Is it the American way to bind a worker to their employer for four years? Is that not indentured servitude? I suspect Laettner would have taken any cash offered to him while he played college basketball. But hypocrisy is no deterrent to some.
Laettner goes on to expand on his concern:
“That would mean every year was like my freshman year at Duke; and you’re so much better your third, your fourth year when you’re under one system, one program, one coach, one specifically defined culture… I don’t know how the coaches do it in today’s game, and that’s why some of the better ones are starting to quit.”

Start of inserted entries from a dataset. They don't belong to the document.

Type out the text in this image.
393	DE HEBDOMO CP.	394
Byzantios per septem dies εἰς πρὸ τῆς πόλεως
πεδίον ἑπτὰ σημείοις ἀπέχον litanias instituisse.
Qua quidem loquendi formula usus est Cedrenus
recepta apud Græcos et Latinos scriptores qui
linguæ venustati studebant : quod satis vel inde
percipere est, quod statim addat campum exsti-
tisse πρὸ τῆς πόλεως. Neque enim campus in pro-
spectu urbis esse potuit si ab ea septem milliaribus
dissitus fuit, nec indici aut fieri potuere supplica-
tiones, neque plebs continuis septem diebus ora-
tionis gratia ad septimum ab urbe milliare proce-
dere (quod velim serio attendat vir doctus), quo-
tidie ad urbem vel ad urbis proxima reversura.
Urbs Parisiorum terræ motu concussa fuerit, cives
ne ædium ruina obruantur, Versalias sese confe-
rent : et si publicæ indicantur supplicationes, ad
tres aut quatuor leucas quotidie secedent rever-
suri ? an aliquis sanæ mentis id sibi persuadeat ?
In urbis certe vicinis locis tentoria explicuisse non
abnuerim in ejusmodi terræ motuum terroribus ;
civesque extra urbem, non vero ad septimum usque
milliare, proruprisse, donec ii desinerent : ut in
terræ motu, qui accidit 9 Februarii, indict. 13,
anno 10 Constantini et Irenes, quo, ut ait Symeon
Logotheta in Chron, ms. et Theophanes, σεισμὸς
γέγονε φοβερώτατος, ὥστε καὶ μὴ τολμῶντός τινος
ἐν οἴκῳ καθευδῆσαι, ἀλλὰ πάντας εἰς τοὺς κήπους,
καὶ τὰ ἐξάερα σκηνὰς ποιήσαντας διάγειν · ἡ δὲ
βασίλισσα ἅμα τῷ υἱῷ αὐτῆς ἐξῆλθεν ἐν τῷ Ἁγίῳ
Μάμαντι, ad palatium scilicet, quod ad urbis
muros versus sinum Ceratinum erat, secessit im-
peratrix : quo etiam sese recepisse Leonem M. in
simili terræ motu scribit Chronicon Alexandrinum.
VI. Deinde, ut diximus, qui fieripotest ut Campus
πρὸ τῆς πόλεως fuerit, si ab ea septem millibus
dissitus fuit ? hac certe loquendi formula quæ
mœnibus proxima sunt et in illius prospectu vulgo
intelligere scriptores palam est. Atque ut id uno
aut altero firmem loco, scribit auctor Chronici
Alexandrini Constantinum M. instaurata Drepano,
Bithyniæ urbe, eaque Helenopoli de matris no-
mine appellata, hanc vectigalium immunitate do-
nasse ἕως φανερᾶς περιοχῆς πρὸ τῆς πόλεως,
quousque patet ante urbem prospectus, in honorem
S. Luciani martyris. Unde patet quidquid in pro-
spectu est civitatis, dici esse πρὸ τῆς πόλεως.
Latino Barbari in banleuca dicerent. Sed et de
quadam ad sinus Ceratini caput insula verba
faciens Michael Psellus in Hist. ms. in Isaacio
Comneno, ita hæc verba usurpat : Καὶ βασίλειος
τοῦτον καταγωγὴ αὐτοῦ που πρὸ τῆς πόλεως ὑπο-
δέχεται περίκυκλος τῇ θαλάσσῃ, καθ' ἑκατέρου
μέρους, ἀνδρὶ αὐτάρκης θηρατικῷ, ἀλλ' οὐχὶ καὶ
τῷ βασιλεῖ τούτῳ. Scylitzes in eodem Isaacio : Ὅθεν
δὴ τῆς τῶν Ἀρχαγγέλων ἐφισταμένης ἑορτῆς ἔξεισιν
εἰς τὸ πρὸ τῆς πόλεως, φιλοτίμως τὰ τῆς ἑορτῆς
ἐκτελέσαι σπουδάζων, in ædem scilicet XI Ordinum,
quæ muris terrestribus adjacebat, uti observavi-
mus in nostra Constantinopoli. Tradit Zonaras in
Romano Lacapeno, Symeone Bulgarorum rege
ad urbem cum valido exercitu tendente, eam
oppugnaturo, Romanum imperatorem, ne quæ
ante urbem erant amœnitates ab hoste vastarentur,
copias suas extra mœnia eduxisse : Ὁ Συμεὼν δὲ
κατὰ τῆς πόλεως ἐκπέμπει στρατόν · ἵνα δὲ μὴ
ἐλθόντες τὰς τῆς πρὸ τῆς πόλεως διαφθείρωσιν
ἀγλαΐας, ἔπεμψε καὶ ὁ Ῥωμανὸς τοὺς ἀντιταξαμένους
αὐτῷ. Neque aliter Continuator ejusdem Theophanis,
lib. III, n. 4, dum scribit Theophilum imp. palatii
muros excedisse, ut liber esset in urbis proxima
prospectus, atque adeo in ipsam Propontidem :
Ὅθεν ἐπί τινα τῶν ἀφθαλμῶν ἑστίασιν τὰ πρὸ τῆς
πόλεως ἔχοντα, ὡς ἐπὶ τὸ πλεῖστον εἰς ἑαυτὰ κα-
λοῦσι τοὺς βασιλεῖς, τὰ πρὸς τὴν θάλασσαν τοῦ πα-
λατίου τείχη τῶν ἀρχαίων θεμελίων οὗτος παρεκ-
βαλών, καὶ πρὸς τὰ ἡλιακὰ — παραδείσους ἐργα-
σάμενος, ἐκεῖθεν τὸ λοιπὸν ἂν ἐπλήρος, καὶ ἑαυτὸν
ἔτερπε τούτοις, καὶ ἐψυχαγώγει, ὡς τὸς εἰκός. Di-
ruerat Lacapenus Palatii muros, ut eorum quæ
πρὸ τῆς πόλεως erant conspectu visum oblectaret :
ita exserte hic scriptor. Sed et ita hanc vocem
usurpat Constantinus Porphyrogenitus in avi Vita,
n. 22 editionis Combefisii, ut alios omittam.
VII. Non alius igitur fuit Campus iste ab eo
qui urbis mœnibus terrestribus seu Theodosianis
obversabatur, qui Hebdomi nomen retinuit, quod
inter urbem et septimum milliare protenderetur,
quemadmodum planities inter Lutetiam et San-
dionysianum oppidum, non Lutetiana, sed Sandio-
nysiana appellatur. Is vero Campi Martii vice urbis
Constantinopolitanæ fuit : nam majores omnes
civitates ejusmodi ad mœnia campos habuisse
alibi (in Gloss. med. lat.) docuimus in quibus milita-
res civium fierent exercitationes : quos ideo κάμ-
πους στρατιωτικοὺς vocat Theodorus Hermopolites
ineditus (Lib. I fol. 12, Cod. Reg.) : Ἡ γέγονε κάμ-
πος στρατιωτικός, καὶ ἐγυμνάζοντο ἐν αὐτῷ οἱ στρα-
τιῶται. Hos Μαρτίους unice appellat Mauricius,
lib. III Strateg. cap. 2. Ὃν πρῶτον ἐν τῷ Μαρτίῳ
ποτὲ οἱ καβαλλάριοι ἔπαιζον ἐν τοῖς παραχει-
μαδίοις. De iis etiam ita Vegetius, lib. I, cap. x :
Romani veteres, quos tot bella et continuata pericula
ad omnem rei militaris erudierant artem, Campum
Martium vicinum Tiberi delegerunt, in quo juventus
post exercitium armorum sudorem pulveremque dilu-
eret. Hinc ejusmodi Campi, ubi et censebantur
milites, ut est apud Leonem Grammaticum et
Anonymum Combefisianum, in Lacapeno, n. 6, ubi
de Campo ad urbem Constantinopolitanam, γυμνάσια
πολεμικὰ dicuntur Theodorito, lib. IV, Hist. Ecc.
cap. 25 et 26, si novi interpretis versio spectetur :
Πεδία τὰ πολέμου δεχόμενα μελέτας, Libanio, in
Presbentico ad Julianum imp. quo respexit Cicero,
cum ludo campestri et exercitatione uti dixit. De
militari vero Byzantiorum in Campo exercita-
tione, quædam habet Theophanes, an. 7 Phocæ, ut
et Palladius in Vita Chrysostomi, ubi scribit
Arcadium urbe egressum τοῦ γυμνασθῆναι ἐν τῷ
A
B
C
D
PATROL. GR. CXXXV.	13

I call bullshit. I doubt any coach is quitting because some players might want to transfer. And Lattner does not name one. I imagine the more significant issue for a head coach is the one-and-done rule, which allows a player to declare for the NBA a year out of high school.
Laettner’s also has it backward. He should consider that the more money a college player earns, the more likely they are to stay in school. And isn’t that what he wants? I hate to play to stereotypes, but Laettner is reinforcing the ‘dumb jock’ trope.
I am a New Yorker who grew up in England, so the billion-dollar college sports industry is not part of my psyche. The last New York college FB team ending the season at #1 was Syracuse in 1959. In 2004, the Orange were also New York’s last college basketball #1. But I think it is fair that people who work many hours in a job with significant risk for injury should be paid. Especially as they are swimming in a billion-dollar pool filled by their efforts.
College athletics is big business. In 2023, the NCAA recorded $1.3 billion in revenue. The profit centers are men’s football and basketball. Head coaches are multi-millionaires. Last season, 25 college football coaches earned more than $6 million a year. Before he retired, Nick Saban of Alabama commanded a salary of $11.4M per. Basketball coaches do not reach those heights. Top-paid John Calipari (Kentucky) has to scrape by on $8.53M.
For decades, the players generating the NCAA revenue stream were not compensated for their labor. Colleges argue that athletic scholarships are ample compensation. At some private colleges, that is a reasonable position. However, at state schools, the cost for poor families can be as little as nothing. So, the student-athlete is getting nothing for their revenue-generating work.
They should — despite what Laettner has to say.